I ride during rush hour. People are standing, but it's not completely SRO. Trains are designed to have people seated *and* standing. What do you think the handles on the aisle seats are for?

"Electrification and ATC will decrease minimum headway to accommodate more growth, but, there may be demand for even more as people realize all the benefits, from speed, from reduced GHG emissions, and from land-use efficiency."

Hope is not a strategy. And Residentialists will never never ever ever allow land-use changes. Again, see the current Fry's / Ventura problem.

"Commuter rail is the most efficient use of land "period", and the most efficient (non-human-powered) energy-wise."

Not when the housing and office sites are distributed along the peninsula the way they are today. There is an intractable n-to-n problem that Caltrain can't solve without rezoning. Caltrain was designed to funnel people to SF and back. However, the largest tech companies in the Bay Area all are on the peninsula NOWHERE NEAR A CALTRAIN STATION. Facebook? Google? Apple?

"The peninsula has the population and jobs density to support rail."

I'm amazed you can type that statement out without laughing. If there's enough density, then why can't VTA even serve north county effectively? Oh, that's right. There's not enough density. VTA can't afford to have service to feed Caltrain.

The peninsula is in the worst possible situation - just dense enough for traffic, but not dense enough for effective public transit. Heck, SF is dense enough, and the service still sucks.

"I'm confident that demand will greatly increase as long as operational costs and fares don't increase and deter ridership."

Well, I guess you don't have confidence. Fares for Caltrain are going up as we speak.


5 people like this
Posted by Ahem
a resident of Another Palo Alto neighborhood
on Aug 21, 2019 at 12:10 am

Passenger rail is a one-dimensional system conceived to serve the largely rural landscape of Victorian England. Despite decades of trying, passenger rail has never been able to evolve into a technology that efficiently serves the highly networked two-dimensional landscape of the modern world.

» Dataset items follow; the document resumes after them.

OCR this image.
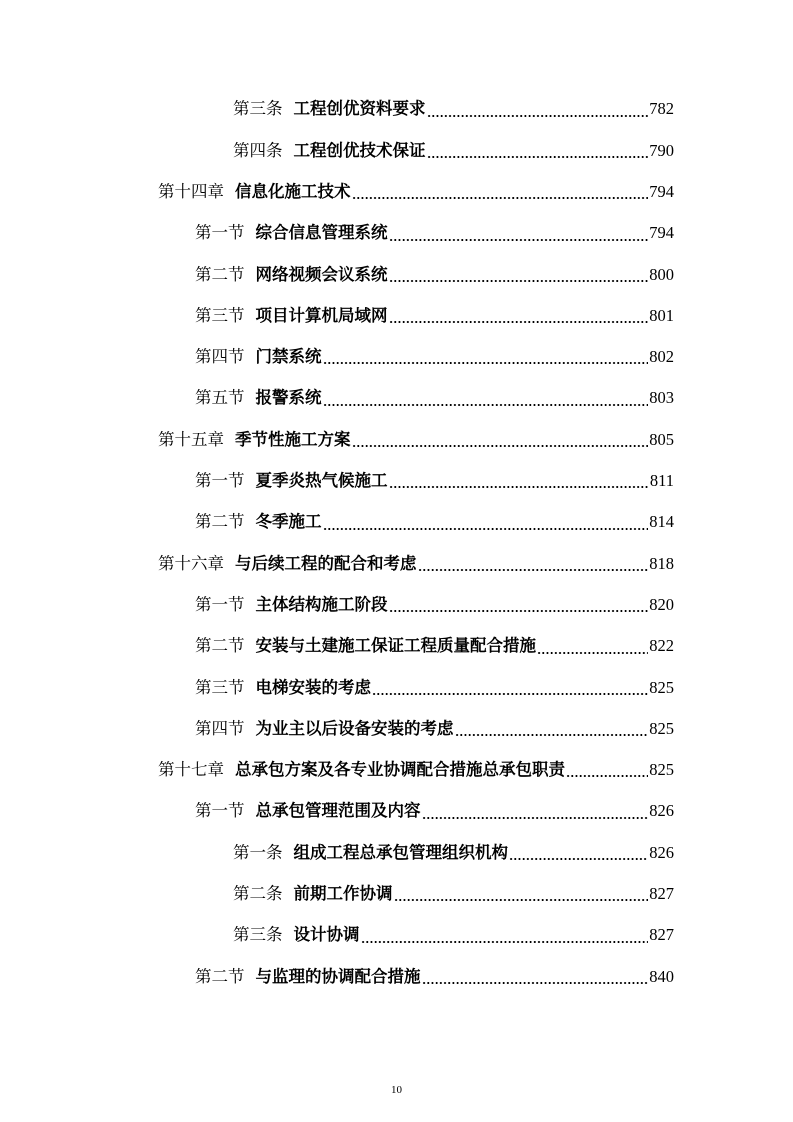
第三条 工程创优资料要求	782
第四条 工程创优技术保证	790
第十四章 信息化施工技术	794
第一节 综合信息管理系统	794
第二节 网络视频会议系统	800
第三节 项目计算机局域网	801
第四节 门禁系统	802
第五节 报警系统	803
第十五章 季节性施工方案	805
第一节 夏季炎热气候施工	811
第二节 冬季施工	814
第十六章 与后续工程的配合和考虑	818
第一节 主体结构施工阶段	820
第二节 安装与土建施工保证工程质量配合措施	822
第三节 电梯安装的考虑	825
第四节 为业主以后设备安装的考虑	825
第十七章 总承包方案及各专业协调配合措施总承包职责	825
第一节 总承包管理范围及内容	826
第一条 组成工程总承包管理组织机构	826
第二条 前期工作协调	827
第三条 设计协调	827
第二节 与监理的协调配合措施	840
10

When rail supporters argue for density they are basically saying if we could only turn Palo Alto into Dickensian London, with all of its filth and squalor, rail would become relevant again!

And, if you think Palo Alto cannot devolve into Dickensian London, just take a look at what has happened to San Francisco in just the last 25 years. Walking eight blocks of Market street just this afternoon I saw sights, and smelled odors, that were right out of Dickensian London.